Alice Litster died of a brain infarction on 28 June 1980 in Adelaide Hospital, Dublin, and donated her body to science. Her life was later celebrated in a service at Holy Trinity church, Rathmines, in 1983 and her remains were buried in the St Patrick’s section of Glasnevin cemetery. Although her religion was recorded as Church of Ireland at the time of death, Litster had been ambiguous about her religion for most of her professional life – when concerns were raised about a protestant inspector of catholic mother and baby homes, a departmental official declared she had converted to catholicism. There is no evidence for this and she later stated, ‘I’m nothing and haven’t been for a long time’ (‘Interview with Mrs [Alice] Litster’).
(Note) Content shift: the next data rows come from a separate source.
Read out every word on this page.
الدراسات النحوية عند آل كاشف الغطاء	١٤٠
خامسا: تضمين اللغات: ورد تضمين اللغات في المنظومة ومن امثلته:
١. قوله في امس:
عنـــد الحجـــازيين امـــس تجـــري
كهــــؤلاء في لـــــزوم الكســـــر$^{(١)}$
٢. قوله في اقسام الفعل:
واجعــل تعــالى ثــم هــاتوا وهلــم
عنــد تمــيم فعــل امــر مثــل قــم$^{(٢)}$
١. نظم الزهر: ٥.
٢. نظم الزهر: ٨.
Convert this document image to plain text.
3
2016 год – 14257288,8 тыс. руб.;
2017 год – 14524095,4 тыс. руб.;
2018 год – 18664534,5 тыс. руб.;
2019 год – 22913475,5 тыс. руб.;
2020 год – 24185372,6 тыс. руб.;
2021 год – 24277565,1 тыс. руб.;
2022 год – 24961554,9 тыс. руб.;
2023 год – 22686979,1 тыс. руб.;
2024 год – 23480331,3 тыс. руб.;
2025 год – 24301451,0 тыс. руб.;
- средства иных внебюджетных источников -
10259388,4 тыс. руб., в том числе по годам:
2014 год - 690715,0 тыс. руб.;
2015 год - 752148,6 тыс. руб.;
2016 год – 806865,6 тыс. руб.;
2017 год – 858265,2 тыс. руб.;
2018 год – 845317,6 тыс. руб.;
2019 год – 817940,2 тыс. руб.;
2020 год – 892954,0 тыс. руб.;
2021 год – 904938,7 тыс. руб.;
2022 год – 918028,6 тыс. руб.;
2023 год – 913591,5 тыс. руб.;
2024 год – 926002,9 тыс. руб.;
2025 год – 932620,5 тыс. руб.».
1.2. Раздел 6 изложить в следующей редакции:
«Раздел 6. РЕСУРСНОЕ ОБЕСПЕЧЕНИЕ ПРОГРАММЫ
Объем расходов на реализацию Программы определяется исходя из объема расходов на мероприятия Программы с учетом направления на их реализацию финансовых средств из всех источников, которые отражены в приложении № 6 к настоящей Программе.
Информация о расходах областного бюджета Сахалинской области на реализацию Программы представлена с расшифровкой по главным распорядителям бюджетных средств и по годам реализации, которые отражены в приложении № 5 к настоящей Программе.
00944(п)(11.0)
Although mother and baby homes were not a uniquely Irish phenomenon, the proportion of Irish unmarried mothers who were admitted to such homes or county homes in the twentieth century is estimated to have been the highest in the world. The commission of investigation into mother and baby homes estimated that 56,000 unmarried mothers and 57,000 children were admitted, with an additional 25,000 women and a larger number of children in county homes. Their treatment was especially harsh, and although some oversight was exercised by the government, there is little evidence to suggest that politicians or the public were concerned with the high infant mortality rate or the fate of the women giving birth to these babies. It fell to the women inspectors of the DLGPH to try and bring about changes, even if their efforts were largely in vain. The commission’s report, in which she is named 447 times, singled Litster out for the intensity of her efforts to effect change: ‘In almost all instances she emerges as an intelligent woman whose insights were far better informed than her peers’ (Final report, 9.93). In September 2021 the minister for health announced the department’s intention to establish a scholarship in her honour: the ‘Alice Litster postgraduate scholarship in childhood disadvantage’ was first offered in 2022.
The London School of Economics archives holds a recording of an interview with Litster, conducted in July 1977.